A Minimal Viable PET
Once I had a sufficiently working CPU, I started building the other pieces around it. I took the PET emulator from the VICE suite and commented out all the PIA and VIA code, replacing writes with nops and reads with hardcoded values, until I was able to boot it up with the stock ROM to get to the READY. prompt. Of course, since the PIA supplying the interrupt used for timing was removed by that point, I had no flashing cursor or keyboard input. All in all, the system got to a steady state in about 80,000 operations. (Since my implementation is not yet cyle-accurate, I had to switch to counting operations instead of cycles beyond this point. Every operation is at least as fast as on the real chip, so I hope by adding some wait cycles I'll be able to take care of this at some later point.)
After hooking up the same hardcoded values on the same addresses to the CPU, the next step was running the simulator and peeking at the video memory area ($8000..$8FFF on the PET), using the original fonts to render the screen. The initial version showed there might be someone home (sorry for crap quality on the screenshot):
By comparing detailed logs from running the emulator and the simulator, I was able to make observations like "the first 12,345 steps seem to be in agreement", which was a big boost to productivity, getting me, in short order, to this:
After fixing some more bugs in the arithmetic opcodes, I was finally rewarded by this sight:
Adding more components
While working on the CPU, I also started writing the character generator, on top of the VGA signal generator in the kansas-lava-papilio package that I originally made for the CHIP-8. This way, the VGA synchronization signals were abstracted away from me and I just had to take care of pumping out the actual pixels. This turned out to be tricker than I originally thought, since you have to time all read-aheads just right so that everything is at hand just in time for the next pixel. So before it finishes drawing the 8 pixels that make up a single row of a character, the next character index is loaded from RAM, and then the character ROM is consulted for the first row of the font image of the next indexed character. Initial versions were having some ghosting issues, or even more fun, full character transpositions (like showing the character from one line above in the first position of each line).

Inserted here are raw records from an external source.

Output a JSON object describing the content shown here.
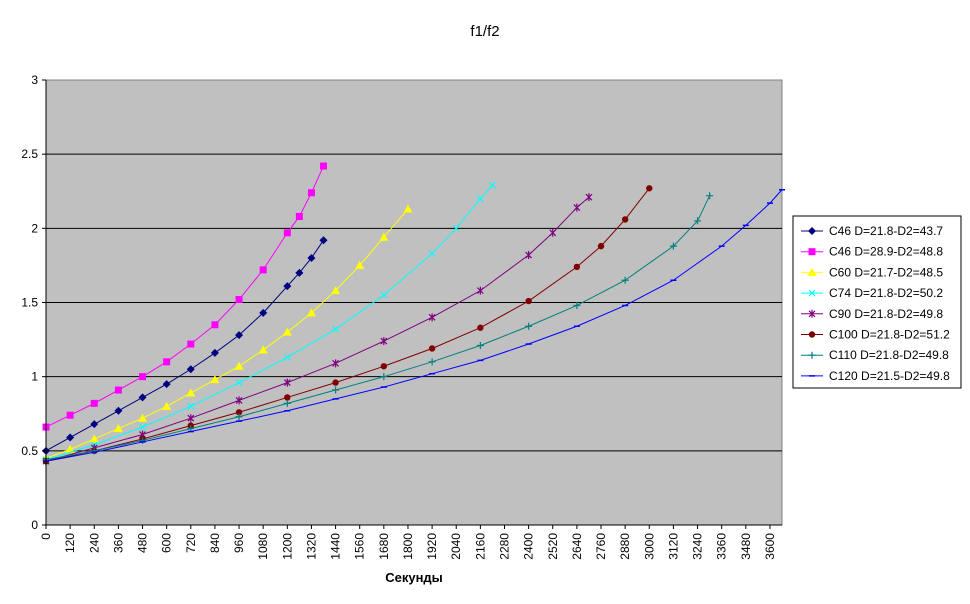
{
  "chart_data": {
    "type": "line",
    "title": "f1/f2",
    "xlabel": "Секунды",
    "ylabel": "",
    "xlim": [
      0,
      3660
    ],
    "ylim": [
      0,
      3
    ],
    "yticks": [
      "0",
      "0.5",
      "1",
      "1.5",
      "2",
      "2.5",
      "3"
    ],
    "xticks": [
      "0",
      "120",
      "240",
      "360",
      "480",
      "600",
      "720",
      "840",
      "960",
      "1080",
      "1200",
      "1320",
      "1440",
      "1560",
      "1680",
      "1800",
      "1920",
      "2040",
      "2160",
      "2280",
      "2400",
      "2520",
      "2640",
      "2760",
      "2880",
      "3000",
      "3120",
      "3240",
      "3360",
      "3480",
      "3600"
    ],
    "grid": "horizontal",
    "legend_position": "right",
    "series": [
      {
        "name": "C46 D=21.8-D2=43.7",
        "color": "#000080",
        "marker": "diamond",
        "x": [
          0,
          120,
          240,
          360,
          480,
          600,
          720,
          840,
          960,
          1080,
          1200,
          1260,
          1320,
          1380
        ],
        "y": [
          0.5,
          0.59,
          0.68,
          0.77,
          0.86,
          0.95,
          1.05,
          1.16,
          1.28,
          1.43,
          1.61,
          1.7,
          1.8,
          1.92
        ]
      },
      {
        "name": "C46 D=28.9-D2=48.8",
        "color": "#ff00ff",
        "marker": "square",
        "x": [
          0,
          120,
          240,
          360,
          480,
          600,
          720,
          840,
          960,
          1080,
          1200,
          1260,
          1320,
          1380
        ],
        "y": [
          0.66,
          0.74,
          0.82,
          0.91,
          1.0,
          1.1,
          1.22,
          1.35,
          1.52,
          1.72,
          1.97,
          2.08,
          2.24,
          2.42
        ]
      },
      {
        "name": "C60 D=21.7-D2=48.5",
        "color": "#ffff00",
        "marker": "triangle",
        "x": [
          0,
          120,
          240,
          360,
          480,
          600,
          720,
          840,
          960,
          1080,
          1200,
          1320,
          1440,
          1560,
          1680,
          1800
        ],
        "y": [
          0.45,
          0.51,
          0.58,
          0.65,
          0.72,
          0.8,
          0.89,
          0.98,
          1.07,
          1.18,
          1.3,
          1.43,
          1.58,
          1.75,
          1.94,
          2.13
        ]
      },
      {
        "name": "C74 D=21.8-D2=50.2",
        "color": "#00ffff",
        "marker": "x",
        "x": [
          0,
          240,
          480,
          720,
          960,
          1200,
          1440,
          1680,
          1920,
          2040,
          2160,
          2220
        ],
        "y": [
          0.44,
          0.54,
          0.66,
          0.8,
          0.96,
          1.13,
          1.32,
          1.55,
          1.83,
          2.0,
          2.2,
          2.29
        ]
      },
      {
        "name": "C90 D=21.8-D2=49.8",
        "color": "#800080",
        "marker": "star",
        "x": [
          0,
          240,
          480,
          720,
          960,
          1200,
          1440,
          1680,
          1920,
          2160,
          2400,
          2520,
          2640,
          2700
        ],
        "y": [
          0.43,
          0.52,
          0.61,
          0.72,
          0.84,
          0.96,
          1.09,
          1.24,
          1.4,
          1.58,
          1.82,
          1.97,
          2.14,
          2.21
        ]
      },
      {
        "name": "C100 D=21.8-D2=51.2",
        "color": "#800000",
        "marker": "circle",
        "x": [
          0,
          240,
          480,
          720,
          960,
          1200,
          1440,
          1680,
          1920,
          2160,
          2400,
          2640,
          2760,
          2880,
          3000
        ],
        "y": [
          0.43,
          0.5,
          0.58,
          0.67,
          0.76,
          0.86,
          0.96,
          1.07,
          1.19,
          1.33,
          1.51,
          1.74,
          1.88,
          2.06,
          2.27
        ]
      },
      {
        "name": "C110 D=21.8-D2=49.8",
        "color": "#008080",
        "marker": "plus",
        "x": [
          0,
          240,
          480,
          720,
          960,
          1200,
          1440,
          1680,
          1920,
          2160,
          2400,
          2640,
          2880,
          3120,
          3240,
          3300
        ],
        "y": [
          0.44,
          0.5,
          0.57,
          0.65,
          0.73,
          0.82,
          0.91,
          1.0,
          1.1,
          1.21,
          1.34,
          1.48,
          1.65,
          1.88,
          2.05,
          2.22
        ]
      },
      {
        "name": "C120 D=21.5-D2=49.8",
        "color": "#0000ff",
        "marker": "dash",
        "x": [
          0,
          240,
          480,
          720,
          960,
          1200,
          1440,
          1680,
          1920,
          2160,
          2400,
          2640,
          2880,
          3120,
          3360,
          3480,
          3600,
          3660
        ],
        "y": [
          0.43,
          0.49,
          0.56,
          0.63,
          0.7,
          0.77,
          0.85,
          0.93,
          1.02,
          1.11,
          1.22,
          1.34,
          1.48,
          1.65,
          1.88,
          2.02,
          2.17,
          2.26
        ]
      }
    ]
  }
}
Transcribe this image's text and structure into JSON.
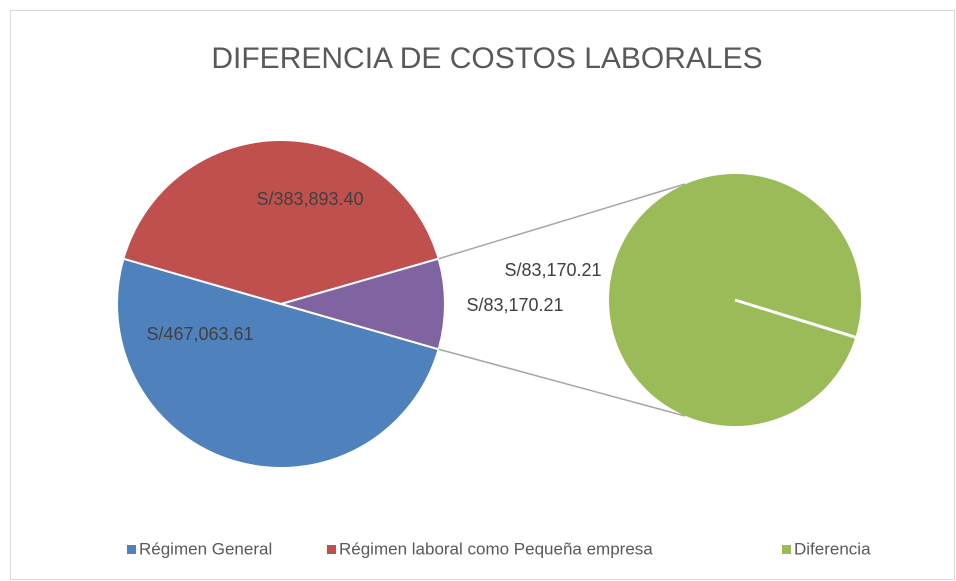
{
  "chart_data": {
    "type": "pie_of_pie",
    "title": "DIFERENCIA DE COSTOS LABORALES",
    "categories": [
      "Régimen General",
      "Régimen laboral como Pequeña empresa",
      "Diferencia"
    ],
    "values": [
      467063.61,
      383893.4,
      83170.21
    ],
    "value_labels": [
      "S/467,063.61",
      "S/383,893.40",
      "S/83,170.21"
    ],
    "colors": [
      "#4f81bd",
      "#c0504d",
      "#9bbb59"
    ],
    "other_color": "#8064a2",
    "legend": "bottom"
  }
}
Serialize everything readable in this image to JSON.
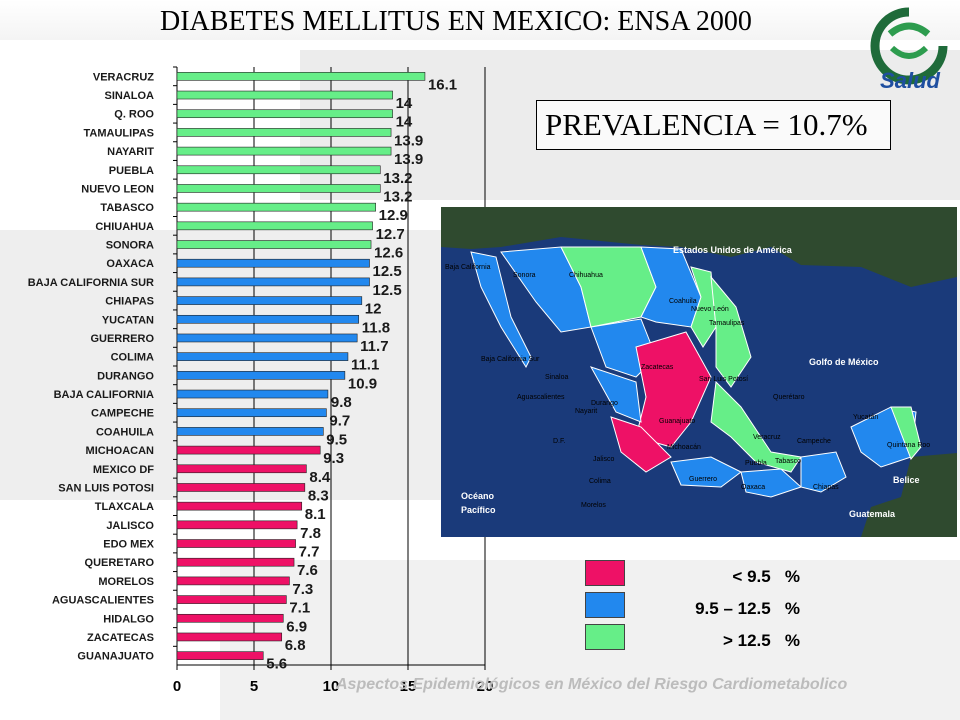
{
  "colors": {
    "low": "#ee1166",
    "mid": "#2288ee",
    "high": "#66ee88"
  },
  "chart_data": {
    "type": "bar",
    "orientation": "horizontal",
    "title": "DIABETES MELLITUS EN MEXICO: ENSA 2000",
    "categories": [
      "VERACRUZ",
      "SINALOA",
      "Q. ROO",
      "TAMAULIPAS",
      "NAYARIT",
      "PUEBLA",
      "NUEVO LEON",
      "TABASCO",
      "CHIUAHUA",
      "SONORA",
      "OAXACA",
      "BAJA CALIFORNIA SUR",
      "CHIAPAS",
      "YUCATAN",
      "GUERRERO",
      "COLIMA",
      "DURANGO",
      "BAJA CALIFORNIA",
      "CAMPECHE",
      "COAHUILA",
      "MICHOACAN",
      "MEXICO DF",
      "SAN LUIS POTOSI",
      "TLAXCALA",
      "JALISCO",
      "EDO MEX",
      "QUERETARO",
      "MORELOS",
      "AGUASCALIENTES",
      "HIDALGO",
      "ZACATECAS",
      "GUANAJUATO"
    ],
    "values": [
      16.1,
      14,
      14,
      13.9,
      13.9,
      13.2,
      13.2,
      12.9,
      12.7,
      12.6,
      12.5,
      12.5,
      12,
      11.8,
      11.7,
      11.1,
      10.9,
      9.8,
      9.7,
      9.5,
      9.3,
      8.4,
      8.3,
      8.1,
      7.8,
      7.7,
      7.6,
      7.3,
      7.1,
      6.9,
      6.8,
      5.6
    ],
    "xlim": [
      0,
      20
    ],
    "xticks": [
      0,
      5,
      10,
      15,
      20
    ],
    "grid": true,
    "legend": [
      {
        "label": "< 9.5   %",
        "color": "#ee1166"
      },
      {
        "label": "9.5 – 12.5   %",
        "color": "#2288ee"
      },
      {
        "label": "> 12.5   %",
        "color": "#66ee88"
      }
    ]
  },
  "prevalence": "PREVALENCIA = 10.7%",
  "logo_text": "Salud",
  "footer": "Aspectos Epidemiológicos en México del Riesgo Cardiometabolico",
  "map": {
    "country_label": "Estados Unidos de América",
    "gulf_label": "Golfo de México",
    "ocean_label_1": "Océano",
    "ocean_label_2": "Pacífico",
    "belize_label": "Belice",
    "guatemala_label": "Guatemala",
    "states": [
      "Baja California",
      "Sonora",
      "Chihuahua",
      "Coahuila",
      "Nuevo León",
      "Tamaulipas",
      "Baja California Sur",
      "Sinaloa",
      "Durango",
      "Zacatecas",
      "San Luis Potosí",
      "Aguascalientes",
      "Nayarit",
      "Querétaro",
      "Guanajuato",
      "Yucatán",
      "Quintana Roo",
      "D.F.",
      "Jalisco",
      "Veracruz",
      "Campeche",
      "Colima",
      "Michoacán",
      "Puebla",
      "Tabasco",
      "Morelos",
      "Guerrero",
      "Oaxaca",
      "Chiapas"
    ]
  }
}
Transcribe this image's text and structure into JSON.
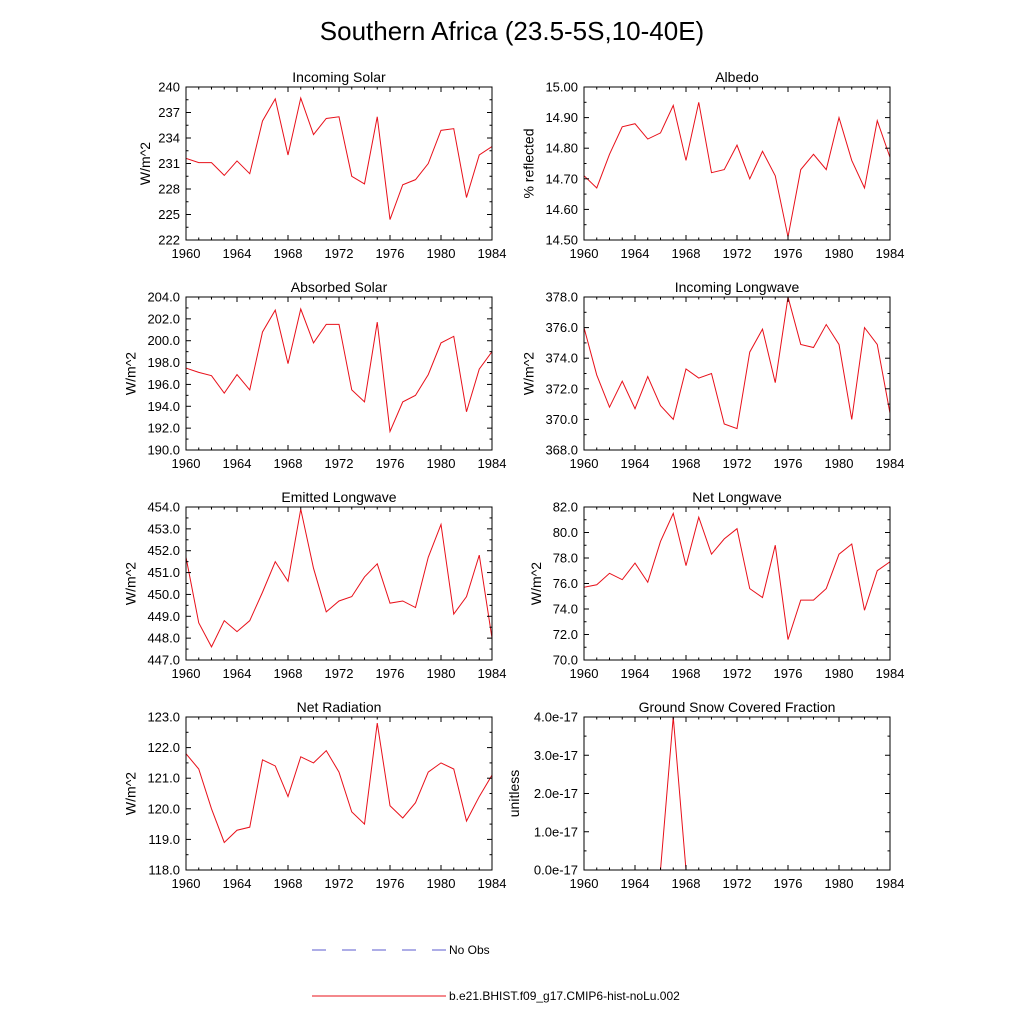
{
  "figure": {
    "title": "Southern Africa (23.5-5S,10-40E)"
  },
  "colors": {
    "model_line": "#e8101a",
    "obs_line": "#5b5bcf",
    "axes": "#000000"
  },
  "legend": {
    "placement": "bottom-center",
    "entries": [
      {
        "name": "No Obs",
        "style": "dashed",
        "color": "#5b5bcf"
      },
      {
        "name": "b.e21.BHIST.f09_g17.CMIP6-hist-noLu.002",
        "style": "solid",
        "color": "#e8101a"
      }
    ]
  },
  "chart_data": [
    {
      "type": "line",
      "title": "Incoming Solar",
      "ylabel": "W/m^2",
      "xlim": [
        1960,
        1984
      ],
      "ylim": [
        222,
        240
      ],
      "xticks": [
        1960,
        1964,
        1968,
        1972,
        1976,
        1980,
        1984
      ],
      "xtick_labels": [
        "1960",
        "1964",
        "1968",
        "1972",
        "1976",
        "1980",
        "1984"
      ],
      "yticks": [
        222,
        225,
        228,
        231,
        234,
        237,
        240
      ],
      "ytick_labels": [
        "222",
        "225",
        "228",
        "231",
        "234",
        "237",
        "240"
      ],
      "x": [
        1960,
        1961,
        1962,
        1963,
        1964,
        1965,
        1966,
        1967,
        1968,
        1969,
        1970,
        1971,
        1972,
        1973,
        1974,
        1975,
        1976,
        1977,
        1978,
        1979,
        1980,
        1981,
        1982,
        1983,
        1984
      ],
      "series": [
        {
          "name": "b.e21.BHIST.f09_g17.CMIP6-hist-noLu.002",
          "values": [
            231.6,
            231.1,
            231.1,
            229.6,
            231.3,
            229.8,
            236.0,
            238.6,
            232.0,
            238.7,
            234.4,
            236.3,
            236.5,
            229.5,
            228.6,
            236.5,
            224.4,
            228.5,
            229.1,
            231.0,
            234.9,
            235.1,
            227.0,
            232.0,
            233.0
          ]
        }
      ]
    },
    {
      "type": "line",
      "title": "Albedo",
      "ylabel": "% reflected",
      "xlim": [
        1960,
        1984
      ],
      "ylim": [
        14.5,
        15.0
      ],
      "xticks": [
        1960,
        1964,
        1968,
        1972,
        1976,
        1980,
        1984
      ],
      "xtick_labels": [
        "1960",
        "1964",
        "1968",
        "1972",
        "1976",
        "1980",
        "1984"
      ],
      "yticks": [
        14.5,
        14.6,
        14.7,
        14.8,
        14.9,
        15.0
      ],
      "ytick_labels": [
        "14.50",
        "14.60",
        "14.70",
        "14.80",
        "14.90",
        "15.00"
      ],
      "x": [
        1960,
        1961,
        1962,
        1963,
        1964,
        1965,
        1966,
        1967,
        1968,
        1969,
        1970,
        1971,
        1972,
        1973,
        1974,
        1975,
        1976,
        1977,
        1978,
        1979,
        1980,
        1981,
        1982,
        1983,
        1984
      ],
      "series": [
        {
          "name": "b.e21.BHIST.f09_g17.CMIP6-hist-noLu.002",
          "values": [
            14.71,
            14.67,
            14.78,
            14.87,
            14.88,
            14.83,
            14.85,
            14.94,
            14.76,
            14.95,
            14.72,
            14.73,
            14.81,
            14.7,
            14.79,
            14.71,
            14.51,
            14.73,
            14.78,
            14.73,
            14.9,
            14.76,
            14.67,
            14.89,
            14.77
          ]
        }
      ]
    },
    {
      "type": "line",
      "title": "Absorbed Solar",
      "ylabel": "W/m^2",
      "xlim": [
        1960,
        1984
      ],
      "ylim": [
        190,
        204
      ],
      "xticks": [
        1960,
        1964,
        1968,
        1972,
        1976,
        1980,
        1984
      ],
      "xtick_labels": [
        "1960",
        "1964",
        "1968",
        "1972",
        "1976",
        "1980",
        "1984"
      ],
      "yticks": [
        190,
        192,
        194,
        196,
        198,
        200,
        202,
        204
      ],
      "ytick_labels": [
        "190.0",
        "192.0",
        "194.0",
        "196.0",
        "198.0",
        "200.0",
        "202.0",
        "204.0"
      ],
      "x": [
        1960,
        1961,
        1962,
        1963,
        1964,
        1965,
        1966,
        1967,
        1968,
        1969,
        1970,
        1971,
        1972,
        1973,
        1974,
        1975,
        1976,
        1977,
        1978,
        1979,
        1980,
        1981,
        1982,
        1983,
        1984
      ],
      "series": [
        {
          "name": "b.e21.BHIST.f09_g17.CMIP6-hist-noLu.002",
          "values": [
            197.5,
            197.1,
            196.8,
            195.2,
            196.9,
            195.5,
            200.8,
            202.8,
            197.9,
            202.9,
            199.8,
            201.5,
            201.5,
            195.5,
            194.4,
            201.7,
            191.7,
            194.4,
            195.0,
            196.9,
            199.8,
            200.4,
            193.5,
            197.4,
            199.0
          ]
        }
      ]
    },
    {
      "type": "line",
      "title": "Incoming Longwave",
      "ylabel": "W/m^2",
      "xlim": [
        1960,
        1984
      ],
      "ylim": [
        368,
        378
      ],
      "xticks": [
        1960,
        1964,
        1968,
        1972,
        1976,
        1980,
        1984
      ],
      "xtick_labels": [
        "1960",
        "1964",
        "1968",
        "1972",
        "1976",
        "1980",
        "1984"
      ],
      "yticks": [
        368,
        370,
        372,
        374,
        376,
        378
      ],
      "ytick_labels": [
        "368.0",
        "370.0",
        "372.0",
        "374.0",
        "376.0",
        "378.0"
      ],
      "x": [
        1960,
        1961,
        1962,
        1963,
        1964,
        1965,
        1966,
        1967,
        1968,
        1969,
        1970,
        1971,
        1972,
        1973,
        1974,
        1975,
        1976,
        1977,
        1978,
        1979,
        1980,
        1981,
        1982,
        1983,
        1984
      ],
      "series": [
        {
          "name": "b.e21.BHIST.f09_g17.CMIP6-hist-noLu.002",
          "values": [
            376.0,
            372.9,
            370.8,
            372.5,
            370.7,
            372.8,
            370.9,
            370.0,
            373.3,
            372.7,
            373.0,
            369.7,
            369.4,
            374.4,
            375.9,
            372.4,
            378.0,
            374.9,
            374.7,
            376.2,
            374.9,
            370.0,
            376.0,
            374.9,
            370.4
          ]
        }
      ]
    },
    {
      "type": "line",
      "title": "Emitted Longwave",
      "ylabel": "W/m^2",
      "xlim": [
        1960,
        1984
      ],
      "ylim": [
        447,
        454
      ],
      "xticks": [
        1960,
        1964,
        1968,
        1972,
        1976,
        1980,
        1984
      ],
      "xtick_labels": [
        "1960",
        "1964",
        "1968",
        "1972",
        "1976",
        "1980",
        "1984"
      ],
      "yticks": [
        447,
        448,
        449,
        450,
        451,
        452,
        453,
        454
      ],
      "ytick_labels": [
        "447.0",
        "448.0",
        "449.0",
        "450.0",
        "451.0",
        "452.0",
        "453.0",
        "454.0"
      ],
      "x": [
        1960,
        1961,
        1962,
        1963,
        1964,
        1965,
        1966,
        1967,
        1968,
        1969,
        1970,
        1971,
        1972,
        1973,
        1974,
        1975,
        1976,
        1977,
        1978,
        1979,
        1980,
        1981,
        1982,
        1983,
        1984
      ],
      "series": [
        {
          "name": "b.e21.BHIST.f09_g17.CMIP6-hist-noLu.002",
          "values": [
            451.7,
            448.7,
            447.6,
            448.8,
            448.3,
            448.8,
            450.1,
            451.5,
            450.6,
            453.9,
            451.2,
            449.2,
            449.7,
            449.9,
            450.8,
            451.4,
            449.6,
            449.7,
            449.4,
            451.7,
            453.2,
            449.1,
            449.9,
            451.8,
            448.0
          ]
        }
      ]
    },
    {
      "type": "line",
      "title": "Net Longwave",
      "ylabel": "W/m^2",
      "xlim": [
        1960,
        1984
      ],
      "ylim": [
        70,
        82
      ],
      "xticks": [
        1960,
        1964,
        1968,
        1972,
        1976,
        1980,
        1984
      ],
      "xtick_labels": [
        "1960",
        "1964",
        "1968",
        "1972",
        "1976",
        "1980",
        "1984"
      ],
      "yticks": [
        70,
        72,
        74,
        76,
        78,
        80,
        82
      ],
      "ytick_labels": [
        "70.0",
        "72.0",
        "74.0",
        "76.0",
        "78.0",
        "80.0",
        "82.0"
      ],
      "x": [
        1960,
        1961,
        1962,
        1963,
        1964,
        1965,
        1966,
        1967,
        1968,
        1969,
        1970,
        1971,
        1972,
        1973,
        1974,
        1975,
        1976,
        1977,
        1978,
        1979,
        1980,
        1981,
        1982,
        1983,
        1984
      ],
      "series": [
        {
          "name": "b.e21.BHIST.f09_g17.CMIP6-hist-noLu.002",
          "values": [
            75.7,
            75.9,
            76.8,
            76.3,
            77.6,
            76.1,
            79.3,
            81.5,
            77.4,
            81.2,
            78.3,
            79.5,
            80.3,
            75.6,
            74.9,
            79.0,
            71.6,
            74.7,
            74.7,
            75.6,
            78.3,
            79.1,
            73.9,
            77.0,
            77.7
          ]
        }
      ]
    },
    {
      "type": "line",
      "title": "Net Radiation",
      "ylabel": "W/m^2",
      "xlim": [
        1960,
        1984
      ],
      "ylim": [
        118,
        123
      ],
      "xticks": [
        1960,
        1964,
        1968,
        1972,
        1976,
        1980,
        1984
      ],
      "xtick_labels": [
        "1960",
        "1964",
        "1968",
        "1972",
        "1976",
        "1980",
        "1984"
      ],
      "yticks": [
        118,
        119,
        120,
        121,
        122,
        123
      ],
      "ytick_labels": [
        "118.0",
        "119.0",
        "120.0",
        "121.0",
        "122.0",
        "123.0"
      ],
      "x": [
        1960,
        1961,
        1962,
        1963,
        1964,
        1965,
        1966,
        1967,
        1968,
        1969,
        1970,
        1971,
        1972,
        1973,
        1974,
        1975,
        1976,
        1977,
        1978,
        1979,
        1980,
        1981,
        1982,
        1983,
        1984
      ],
      "series": [
        {
          "name": "b.e21.BHIST.f09_g17.CMIP6-hist-noLu.002",
          "values": [
            121.8,
            121.3,
            120.0,
            118.9,
            119.3,
            119.4,
            121.6,
            121.4,
            120.4,
            121.7,
            121.5,
            121.9,
            121.2,
            119.9,
            119.5,
            122.8,
            120.1,
            119.7,
            120.2,
            121.2,
            121.5,
            121.3,
            119.6,
            120.4,
            121.1
          ]
        }
      ]
    },
    {
      "type": "line",
      "title": "Ground Snow Covered Fraction",
      "ylabel": "unitless",
      "xlim": [
        1960,
        1984
      ],
      "ylim": [
        0,
        4e-17
      ],
      "xticks": [
        1960,
        1964,
        1968,
        1972,
        1976,
        1980,
        1984
      ],
      "xtick_labels": [
        "1960",
        "1964",
        "1968",
        "1972",
        "1976",
        "1980",
        "1984"
      ],
      "yticks": [
        0,
        1e-17,
        2e-17,
        3e-17,
        4e-17
      ],
      "ytick_labels": [
        "0.0e-17",
        "1.0e-17",
        "2.0e-17",
        "3.0e-17",
        "4.0e-17"
      ],
      "x": [
        1960,
        1961,
        1962,
        1963,
        1964,
        1965,
        1966,
        1967,
        1968,
        1969,
        1970,
        1971,
        1972,
        1973,
        1974,
        1975,
        1976,
        1977,
        1978,
        1979,
        1980,
        1981,
        1982,
        1983,
        1984
      ],
      "series": [
        {
          "name": "b.e21.BHIST.f09_g17.CMIP6-hist-noLu.002",
          "values": [
            0,
            0,
            0,
            0,
            0,
            0,
            0,
            4e-17,
            0,
            0,
            0,
            0,
            0,
            0,
            0,
            0,
            0,
            0,
            0,
            0,
            0,
            0,
            0,
            0,
            0
          ]
        }
      ]
    }
  ]
}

The Commodore PET diverts the vsync signal from the video generator to one of the PIA chips, which generates a CPU interrupt that can be acknowledged by reading from one of its memory-mapped registers. So the next obvious step was to implement this functionality to get the cursor blinking! This required more than just implementing a PIA, since I didn't even have interrupts in the CPU at that point.
But all that work was totally worth it:
And now, here we are
The current version supports keyboard input from PS/2 keyboards (but not all keys are mapped yet), so for the first time since I started working on this more than a month ago, it can be used to write and run BASIC programs!
What you can't see on the video below is that there's still a bug somewhere that causes the classic 10 PRINT "FOO": 20 GOTO 10 program to terminate with an out of memory error after some time.
Apart from fixing these bugs, the big outstanding feature is to add Datasette support so that programs can be loaded and saved to virtual "casettes". For a first version, I'll just burn some extra ROM onto the FPGA containing the tape images and hook that up to the PIA controlling the casette player; but I guess the proper way to do this would be to use something like an SD card reader to get proper persistent, read-writable storage. Or maybe, alternatively, have some kind of serial-over-USB communication with a computer acting as the Datasette unit.